GOD’S SPECIAL TIME, INDEED!
In the original Greek of our Jewish-Christian scriptures, the word “time” is used in two different ways. The word “Kronos” is used when referring to linear time---hours, days, weeks, etc. “Kairos,” on the other hand, is used to refer to the time set by God for a particular occurrence. Kairos is “God’s Special Time!”
For almost two years, now, I have had the privilege of serving as one of the “clergy people” on a retreat team which goes into Louisiana’s large penitentiary for women. Our goal is to serve as catalysts, leaven, in helping these women to experience God’s love and to experience the effect which openness to that love will have on the way we treat one another.
As a retreat team, we spent six weeks getting to know and love one another so that we could genuinely model for the prison residents (The system calls them “inmates,” but we call them “residents.”) what we hope they will choose to become for each other. One doesn’t have to be in their environment very long at all to realize that although this prison is located in a little town called “St. Gabriel” --- one of God’s special messengers of good news --- most of the people whose voices they hear day and night are anything but messengers of good news to these women.
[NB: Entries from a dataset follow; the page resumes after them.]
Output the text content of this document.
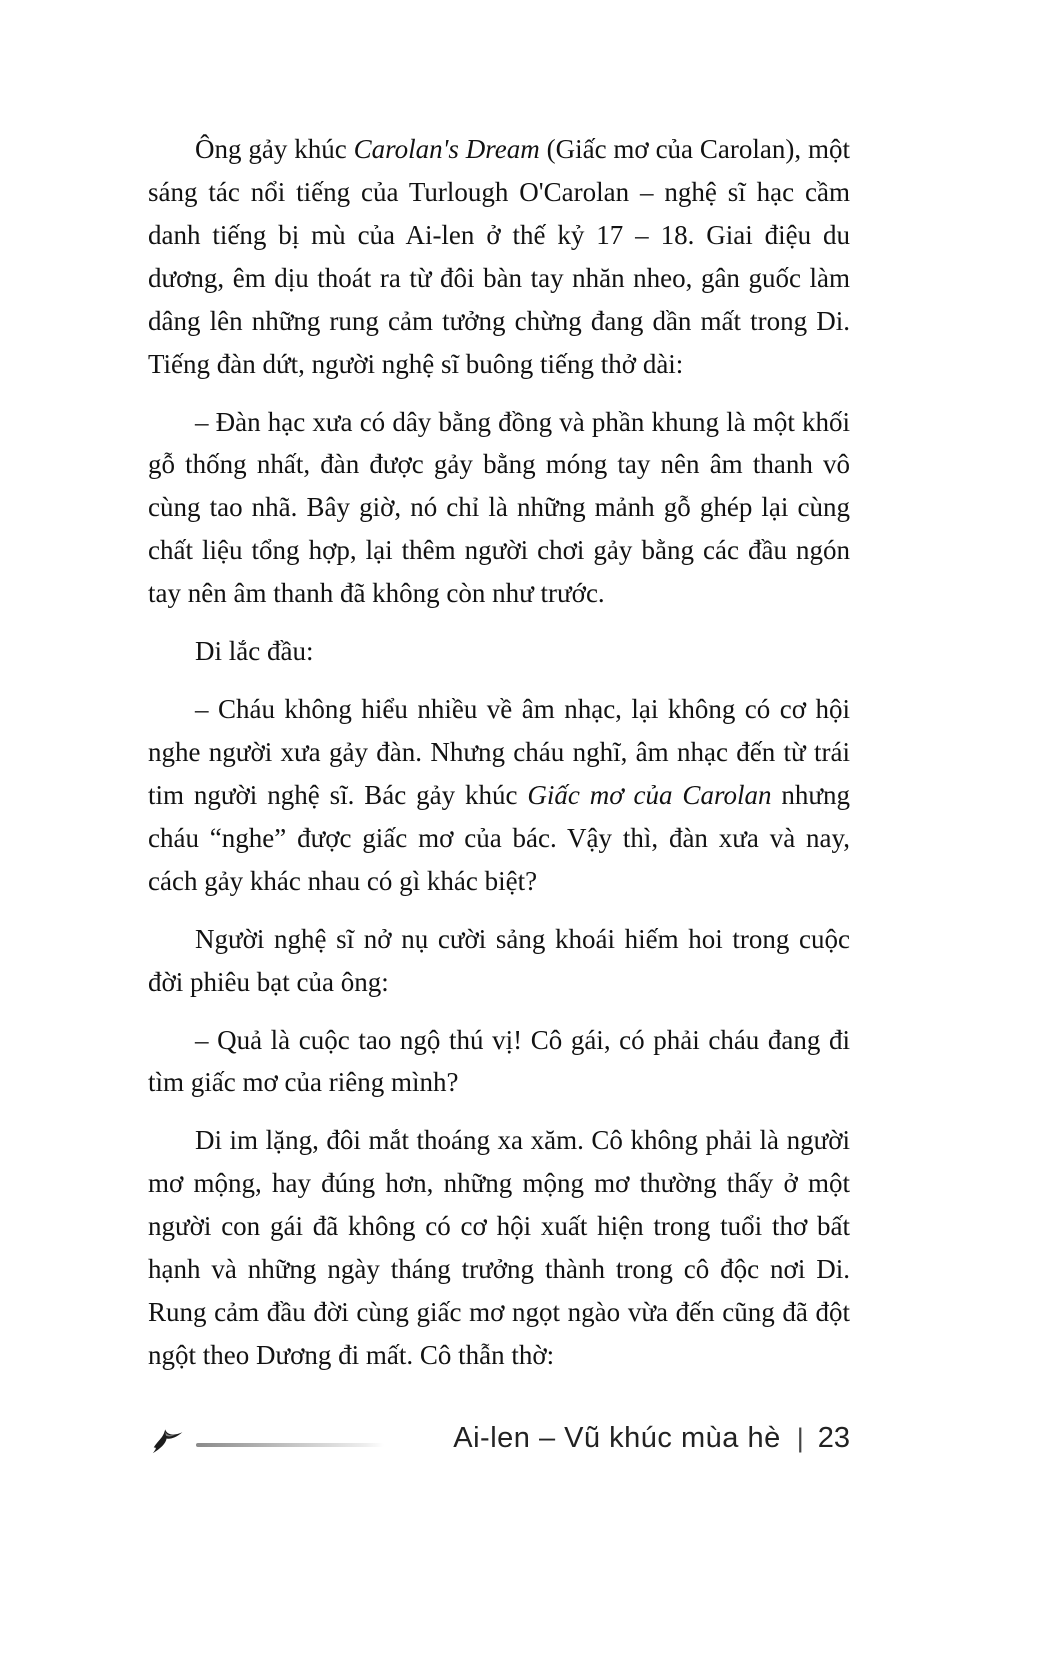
Ông gảy khúc Carolan's Dream (Giấc mơ của Carolan), một sáng tác nổi tiếng của Turlough O'Carolan – nghệ sĩ hạc cầm danh tiếng bị mù của Ai-len ở thế kỷ 17 – 18. Giai điệu du dương, êm dịu thoát ra từ đôi bàn tay nhăn nheo, gân guốc làm dâng lên những rung cảm tưởng chừng đang dần mất trong Di. Tiếng đàn dứt, người nghệ sĩ buông tiếng thở dài:

– Đàn hạc xưa có dây bằng đồng và phần khung là một khối gỗ thống nhất, đàn được gảy bằng móng tay nên âm thanh vô cùng tao nhã. Bây giờ, nó chỉ là những mảnh gỗ ghép lại cùng chất liệu tổng hợp, lại thêm người chơi gảy bằng các đầu ngón tay nên âm thanh đã không còn như trước.

Di lắc đầu:

– Cháu không hiểu nhiều về âm nhạc, lại không có cơ hội nghe người xưa gảy đàn. Nhưng cháu nghĩ, âm nhạc đến từ trái tim người nghệ sĩ. Bác gảy khúc Giấc mơ của Carolan nhưng cháu “nghe” được giấc mơ của bác. Vậy thì, đàn xưa và nay, cách gảy khác nhau có gì khác biệt?

Người nghệ sĩ nở nụ cười sảng khoái hiếm hoi trong cuộc đời phiêu bạt của ông:

– Quả là cuộc tao ngộ thú vị! Cô gái, có phải cháu đang đi tìm giấc mơ của riêng mình?

Di im lặng, đôi mắt thoáng xa xăm. Cô không phải là người mơ mộng, hay đúng hơn, những mộng mơ thường thấy ở một người con gái đã không có cơ hội xuất hiện trong tuổi thơ bất hạnh và những ngày tháng trưởng thành trong cô độc nơi Di. Rung cảm đầu đời cùng giấc mơ ngọt ngào vừa đến cũng đã đột ngột theo Dương đi mất. Cô thẫn thờ:

Ai-len – Vũ khúc mùa hè | 23
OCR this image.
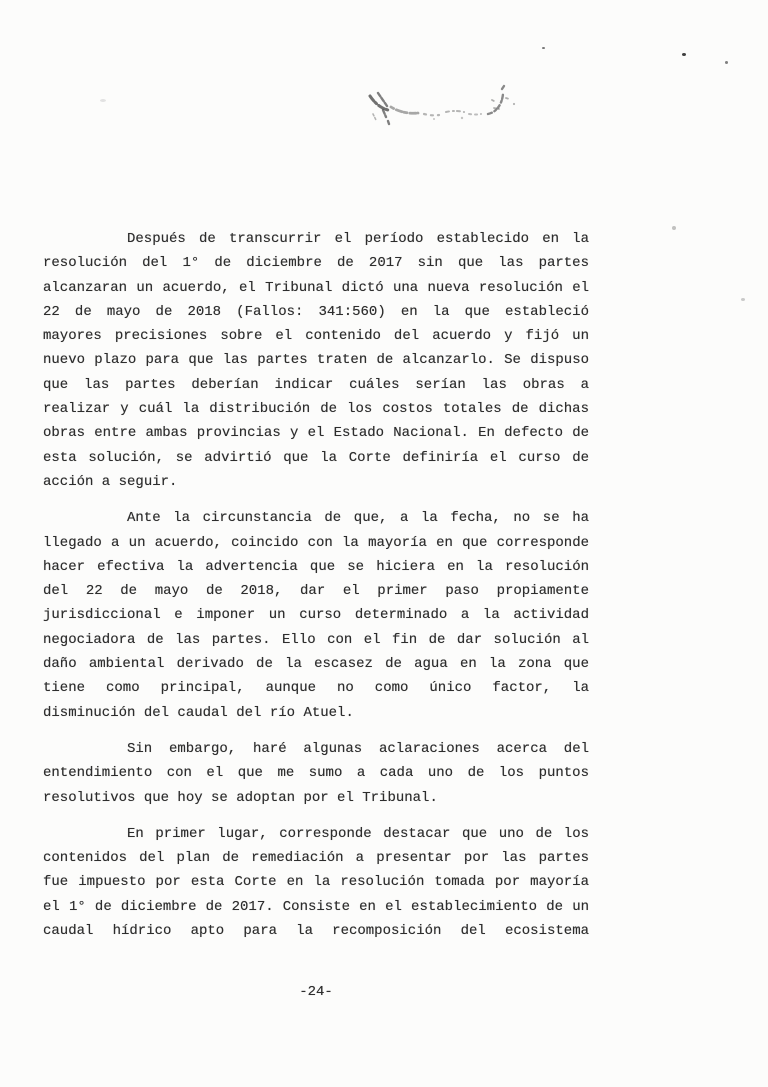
Después de transcurrir el período establecido en la
resolución del 1° de diciembre de 2017 sin que las partes
alcanzaran un acuerdo, el Tribunal dictó una nueva resolución el
22 de mayo de 2018 (Fallos: 341:560) en la que estableció
mayores precisiones sobre el contenido del acuerdo y fijó un
nuevo plazo para que las partes traten de alcanzarlo. Se dispuso
que las partes deberían indicar cuáles serían las obras a
realizar y cuál la distribución de los costos totales de dichas
obras entre ambas provincias y el Estado Nacional. En defecto de
esta solución, se advirtió que la Corte definiría el curso de
acción a seguir.
Ante la circunstancia de que, a la fecha, no se ha
llegado a un acuerdo, coincido con la mayoría en que corresponde
hacer efectiva la advertencia que se hiciera en la resolución
del 22 de mayo de 2018, dar el primer paso propiamente
jurisdiccional e imponer un curso determinado a la actividad
negociadora de las partes. Ello con el fin de dar solución al
daño ambiental derivado de la escasez de agua en la zona que
tiene como principal, aunque no como único factor, la
disminución del caudal del río Atuel.
Sin embargo, haré algunas aclaraciones acerca del
entendimiento con el que me sumo a cada uno de los puntos
resolutivos que hoy se adoptan por el Tribunal.
En primer lugar, corresponde destacar que uno de los
contenidos del plan de remediación a presentar por las partes
fue impuesto por esta Corte en la resolución tomada por mayoría
el 1° de diciembre de 2017. Consiste en el establecimiento de un
caudal hídrico apto para la recomposición del ecosistema
-24-
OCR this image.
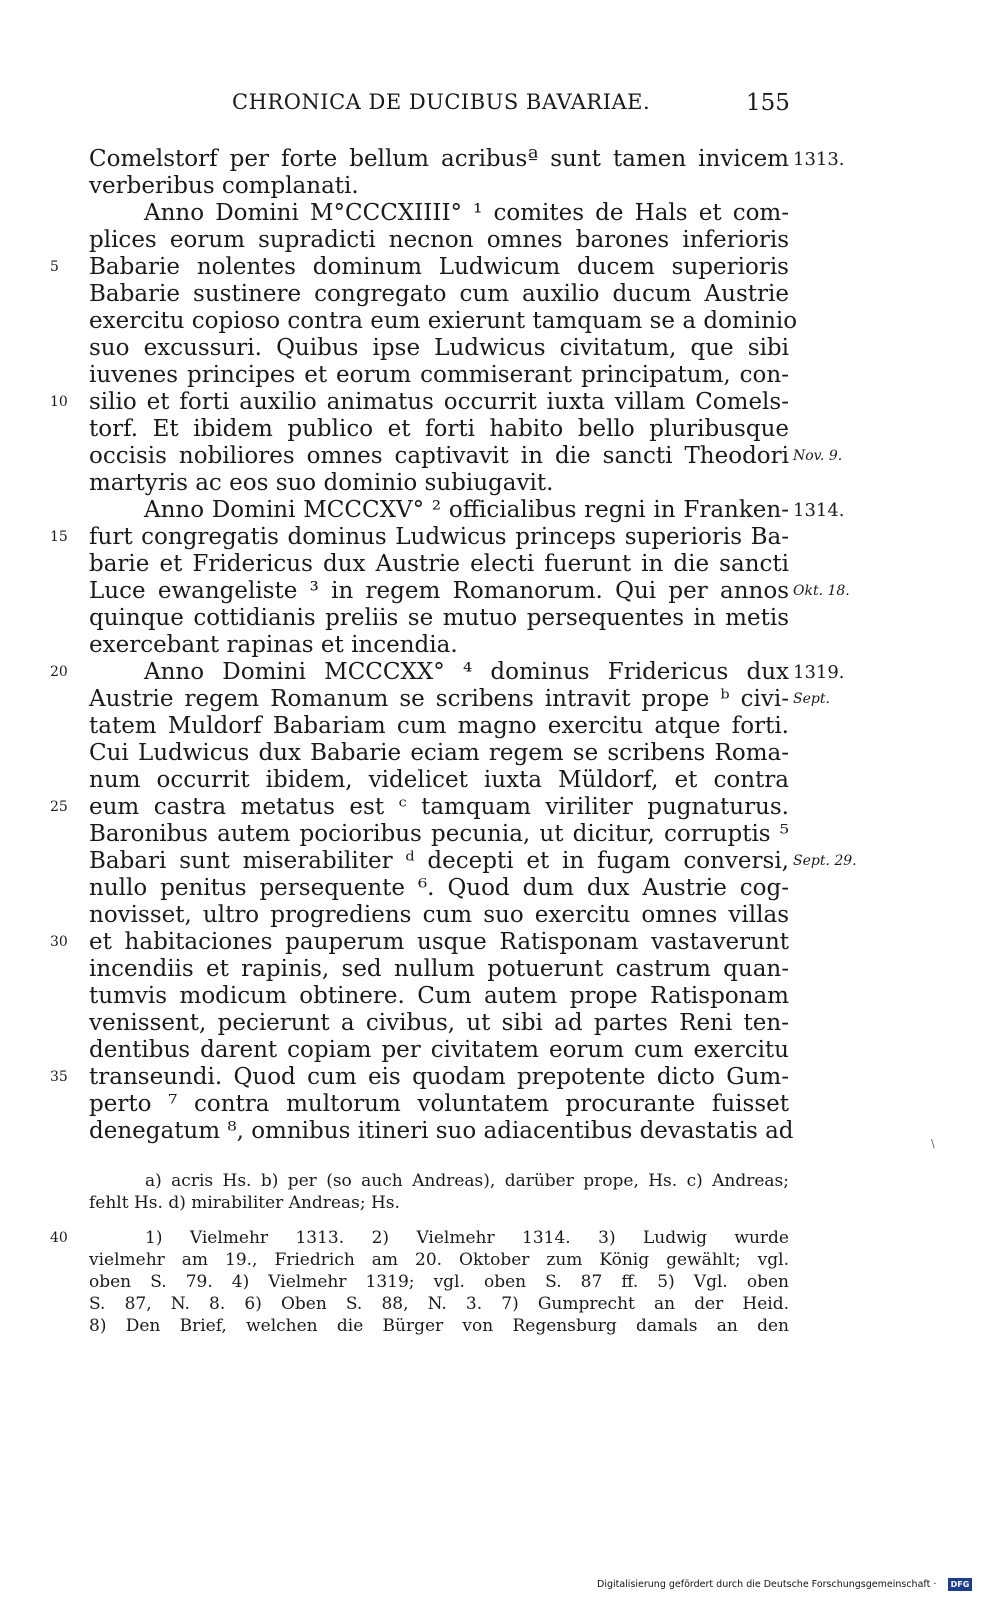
CHRONICA DE DUCIBUS BAVARIAE.	155
Comelstorf per forte bellum acribusª sunt tamen invicem
verberibus complanati.
Anno Domini M°CCCXIIII° ¹ comites de Hals et com-
plices eorum supradicti necnon omnes barones inferioris
Babarie nolentes dominum Ludwicum ducem superioris
Babarie sustinere congregato cum auxilio ducum Austrie
exercitu copioso contra eum exierunt tamquam se a dominio
suo excussuri. Quibus ipse Ludwicus civitatum, que sibi
iuvenes principes et eorum commiserant principatum, con-
silio et forti auxilio animatus occurrit iuxta villam Comels-
torf. Et ibidem publico et forti habito bello pluribusque
occisis nobiliores omnes captivavit in die sancti Theodori
martyris ac eos suo dominio subiugavit.
Anno Domini MCCCXV° ² officialibus regni in Franken-
furt congregatis dominus Ludwicus princeps superioris Ba-
barie et Fridericus dux Austrie electi fuerunt in die sancti
Luce ewangeliste ³ in regem Romanorum. Qui per annos
quinque cottidianis preliis se mutuo persequentes in metis
exercebant rapinas et incendia.
Anno Domini MCCCXX° ⁴ dominus Fridericus dux
Austrie regem Romanum se scribens intravit prope ᵇ civi-
tatem Muldorf Babariam cum magno exercitu atque forti.
Cui Ludwicus dux Babarie eciam regem se scribens Roma-
num occurrit ibidem, videlicet iuxta Müldorf, et contra
eum castra metatus est ᶜ tamquam viriliter pugnaturus.
Baronibus autem pocioribus pecunia, ut dicitur, corruptis ⁵
Babari sunt miserabiliter ᵈ decepti et in fugam conversi,
nullo penitus persequente ⁶. Quod dum dux Austrie cog-
novisset, ultro progrediens cum suo exercitu omnes villas
et habitaciones pauperum usque Ratisponam vastaverunt
incendiis et rapinis, sed nullum potuerunt castrum quan-
tumvis modicum obtinere. Cum autem prope Ratisponam
venissent, pecierunt a civibus, ut sibi ad partes Reni ten-
dentibus darent copiam per civitatem eorum cum exercitu
transeundi. Quod cum eis quodam prepotente dicto Gum-
perto ⁷ contra multorum voluntatem procurante fuisset
denegatum ⁸, omnibus itineri suo adiacentibus devastatis ad
5
10
15
20
25
30
35
40
1313.
Nov. 9.
1314.
Okt. 18.
1319.
Sept.
Sept. 29.
a) acris Hs. b) per (so auch Andreas), darüber prope, Hs. c) Andreas;
fehlt Hs. d) mirabiliter Andreas; Hs.
1) Vielmehr 1313. 2) Vielmehr 1314. 3) Ludwig wurde
vielmehr am 19., Friedrich am 20. Oktober zum König gewählt; vgl.
oben S. 79. 4) Vielmehr 1319; vgl. oben S. 87 ff. 5) Vgl. oben
S. 87, N. 8. 6) Oben S. 88, N. 3. 7) Gumprecht an der Heid.
8) Den Brief, welchen die Bürger von Regensburg damals an den
\
Digitalisierung gefördert durch die Deutsche Forschungsgemeinschaft ·	DFG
The international and interdenominational organization which sponsors these prison retreats is called “Kairos.” And my experience assures me that it’s very well-named.
- When forty-plus busy women (and a few men who serve on “the cook team”) commit several Saturdays, and one Friday evening as well, to preparing themselves to serve as a retreat team, you know this has to be “God’s special time.”
- When all these people, from about as many Christian denominations as you can think of, leave their denominations and their personal theologies at the door in order to focus on the heart of Christianity---Jesus and people---you know this has to be “God’s special time.”
- When in just a few weeks, these people (many of them former strangers) become vulnerable with one another and are formed into a loving, serving, supportive, non-competitive community; you know this has to be “God’s special time.”
And all of this is before we even set foot on the prison grounds. Once we get there, we see:
- walls which are thick with distrust and anger beginning to crumble as the women who had built these walls begin to see and to experience things they have never experienced before: love, trust, vulnerability, honesty, and even music/laughter/dancing not induced by alcohol or drugs;
- women who have known abuse from little on choosing to participate in a forgiveness service which brings tears to our eyes;
- women who have never had a birthday party in their lives seeing their names written on a birthday cake, receiving a birthday card, opening personal letters from every one of the staff members, hearing “Happy Birthday” sung to them, as well as a song whose words include: “You are loved; you are beautiful; you’re a gift of God, God’s own creation….God danced the day you were born.”
- women who have been taught that in order to survive, you have to look out for yourself and trust no one, beginning to share each other’s heartaches and help carry each other’s burdens;
- “prayer and share” groups among the residents meeting every Wednesday evening as a follow-up to their initial retreat experience.
I could go on and on! But I’ll conclude now with a bit more about the Kairos Retreat Ministry which continues to impress me:
- Every semi-annual four-day retreat includes reaching out to the entire prison population, not only the thirty-six or so residents who are actually participating in that particular retreat. The retreat staff brings in a dozen home-made cookies a day, for four days, to all one thousand or so residents, most of whom never get home-made cookies.
- The Kairos staff arranges for people outside of the prison to be praying for retreat participants around the clock during the entire four-day retreat.
- Kairos staff members are very careful to encourage residents to learn to depend on and to build community among themselves. Therefore, contact between residents and staff members is very limited and controlled.
However, Kairos promises follow-up support in doing this by:
- allowing one letter a month for a year from one staff member to one resident who participated in the four-day retreat;
- returning to the prison for afternoon reunions several times a year;
- faithfully sending two staff members to the prison every Wednesday night (whether it be an ordinary Wednesday or Thanksgiving Eve, Christmas Eve, New Year’s Day, July 4 --- whatever!) to join the residents for their prayer and share groups.
The feedback which I’ve gotten both from other staff members, as well as from the prison residents themselves, convinces me that---at least for now---I need to continue serving in prison ministry when I can. However, by now, it must also be obvious what Kairos and its ministry has come to mean to me as well. It is for me personally “God’s Special Time,” indeed!